FILTER (?umls_concept = umls:C3000052)
}
has no results, while filtering on umls:A8400986 does (used this id just as a test).
Because of this and that the response time for broad searches on umls on the cloud server (e.g. with regex) is slow, I want to have a look at mesh. The mesh subset is also on our aida server. The mesh id for human Calpain-3 on the nlm mesh website appears to be C105884.
I tried this query on the cloud umls repository:
PREFIX umls: <http://umls.nlm.nih.gov/>
SELECT ?umls_concept ?umls_relation ?umls_concept2
WHERE {
?umls_concept ?umls_relation ?umls_concept2.
FILTER (?umls_concept = <http://umls.nlm.nih.gov/MSH/MSH_C105884> || ?umls_concept2 = <http://umls.nlm.nih.gov/MSH/MSH_C105884>)
}
gave 36 triples with interesting information, but not a name yet (which is what I am looking for). But it does provide a refseq and a link to a document. However, I have not found this via a link with C3000052 of course.
Suggestion
All in all, I have stumbled upon the well known bioinformatics problem of identifiers, which leads me to propose a suggestion for CWA. Although I appreciate any attempt to find unambiguous ’standard’ identifiers, I think experience tells us that most attempts have just added a new types of identifiers. Therefore, I suggest that we focus on reducing missing links (which seems to be my problem here). This will not be a perfect solution, but perhaps a good one
I imagine we facilitate a community approach, based on these principles:
- any link to any of the many ’standard’ identifiers links in with a network of interlinked identifiers such that we can reach the identifier we need
- any link created by a user adds to the network, thereby reducing missing links (hence, the community is making the network)

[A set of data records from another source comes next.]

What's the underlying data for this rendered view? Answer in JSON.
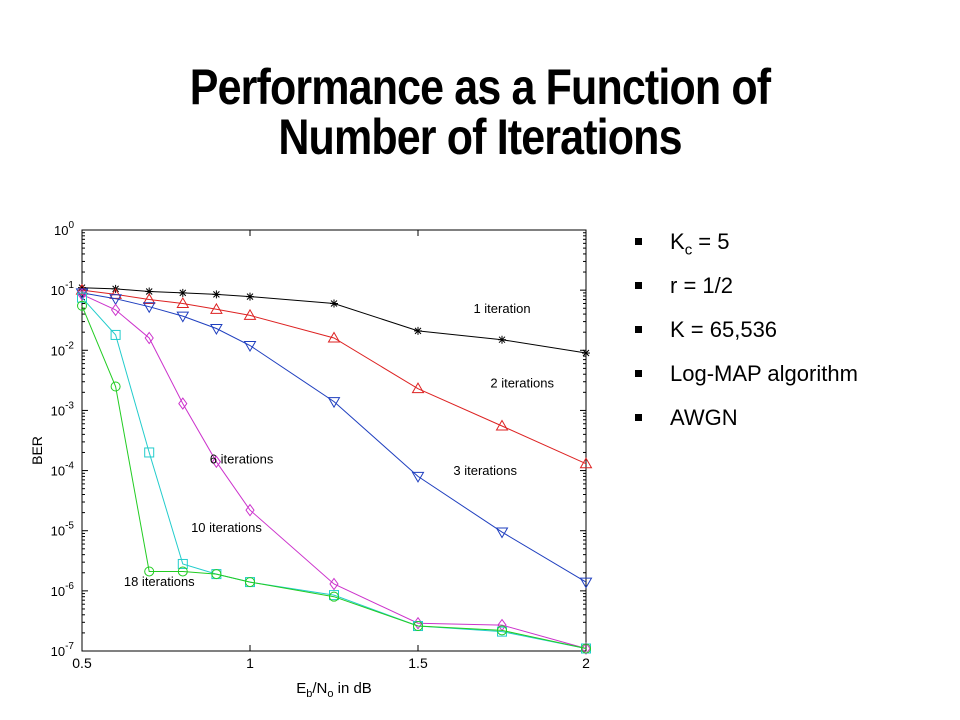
{
  "title": {
    "line1": "Performance as a Function of",
    "line2": "Number of Iterations"
  },
  "bullets": [
    {
      "main": "K",
      "sub": "c",
      "rest": " = 5"
    },
    {
      "main": "r = 1/2",
      "sub": "",
      "rest": ""
    },
    {
      "main": "K = 65,536",
      "sub": "",
      "rest": ""
    },
    {
      "main": "Log-MAP algorithm",
      "sub": "",
      "rest": ""
    },
    {
      "main": "AWGN",
      "sub": "",
      "rest": ""
    }
  ],
  "chart_data": {
    "type": "line",
    "y_scale": "log",
    "xlim": [
      0.5,
      2
    ],
    "ylim_exp": [
      -7,
      0
    ],
    "x_ticks": [
      "0.5",
      "1",
      "1.5",
      "2"
    ],
    "x_tick_values": [
      0.5,
      1,
      1.5,
      2
    ],
    "y_tick_exponents": [
      "0",
      "-1",
      "-2",
      "-3",
      "-4",
      "-5",
      "-6",
      "-7"
    ],
    "xlabel": {
      "main1": "E",
      "sub1": "b",
      "main2": "/N",
      "sub2": "o",
      "rest": " in dB"
    },
    "ylabel": "BER",
    "grid": false,
    "series": [
      {
        "name": "1 iteration",
        "color": "#000000",
        "marker": "star",
        "x": [
          0.5,
          0.6,
          0.7,
          0.8,
          0.9,
          1.0,
          1.25,
          1.5,
          1.75,
          2.0
        ],
        "y": [
          0.11,
          0.105,
          0.095,
          0.09,
          0.085,
          0.078,
          0.06,
          0.021,
          0.015,
          0.009
        ]
      },
      {
        "name": "2 iterations",
        "color": "#dd2222",
        "marker": "triangle-up",
        "x": [
          0.5,
          0.6,
          0.7,
          0.8,
          0.9,
          1.0,
          1.25,
          1.5,
          1.75,
          2.0
        ],
        "y": [
          0.1,
          0.085,
          0.07,
          0.06,
          0.048,
          0.038,
          0.016,
          0.0023,
          0.00055,
          0.00013
        ]
      },
      {
        "name": "3 iterations",
        "color": "#1f3fbf",
        "marker": "triangle-down",
        "x": [
          0.5,
          0.6,
          0.7,
          0.8,
          0.9,
          1.0,
          1.25,
          1.5,
          1.75,
          2.0
        ],
        "y": [
          0.09,
          0.072,
          0.053,
          0.037,
          0.023,
          0.012,
          0.0014,
          8e-05,
          9.5e-06,
          1.4e-06
        ]
      },
      {
        "name": "6 iterations",
        "color": "#cc33cc",
        "marker": "diamond",
        "x": [
          0.5,
          0.6,
          0.7,
          0.8,
          0.9,
          1.0,
          1.25,
          1.5,
          1.75,
          2.0
        ],
        "y": [
          0.085,
          0.047,
          0.016,
          0.0013,
          0.00014,
          2.2e-05,
          1.3e-06,
          2.9e-07,
          2.7e-07,
          1.1e-07
        ]
      },
      {
        "name": "10 iterations",
        "color": "#22cccc",
        "marker": "square",
        "x": [
          0.5,
          0.6,
          0.7,
          0.8,
          0.9,
          1.0,
          1.25,
          1.5,
          1.75,
          2.0
        ],
        "y": [
          0.075,
          0.018,
          0.0002,
          2.8e-06,
          1.9e-06,
          1.4e-06,
          8.5e-07,
          2.6e-07,
          2.1e-07,
          1.1e-07
        ]
      },
      {
        "name": "18 iterations",
        "color": "#22cc22",
        "marker": "circle",
        "x": [
          0.5,
          0.6,
          0.7,
          0.8,
          0.9,
          1.0,
          1.25,
          1.5,
          1.75,
          2.0
        ],
        "y": [
          0.055,
          0.0025,
          2.1e-06,
          2.1e-06,
          1.9e-06,
          1.4e-06,
          8e-07,
          2.6e-07,
          2.2e-07,
          1.1e-07
        ]
      }
    ],
    "annotations": [
      {
        "text": "1 iteration",
        "x": 1.75,
        "y": 0.042
      },
      {
        "text": "2 iterations",
        "x": 1.81,
        "y": 0.0024
      },
      {
        "text": "3 iterations",
        "x": 1.7,
        "y": 8.5e-05
      },
      {
        "text": "6 iterations",
        "x": 0.975,
        "y": 0.00013
      },
      {
        "text": "10 iterations",
        "x": 0.93,
        "y": 9.5e-06
      },
      {
        "text": "18 iterations",
        "x": 0.73,
        "y": 1.2e-06
      }
    ]
  }
}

- tools can be built on this network:
- e.g. a path traverser for when the required information is a number of triples away along a path. (e.g I was looking for a human readable label); gradually we could build in intelligence, such as SKOS label discovery.
- A web service for identifier discovery based on this would be really useful in workflows. Such a service would hide the RDF details from the queries (you could just say: ‘umls’, or ‘mesh’ or ‘refseq’ for the output type; I imagine the traversed path is a second output for validation)
- Would this be a connection with Okkam (Staphano Bocconi)? I think this is doable, useful for users, and enough for a computer scientist to produce papers on (imho I don’t think Okkam can produce something useful on both sides unless a community is enabled to do most of the work).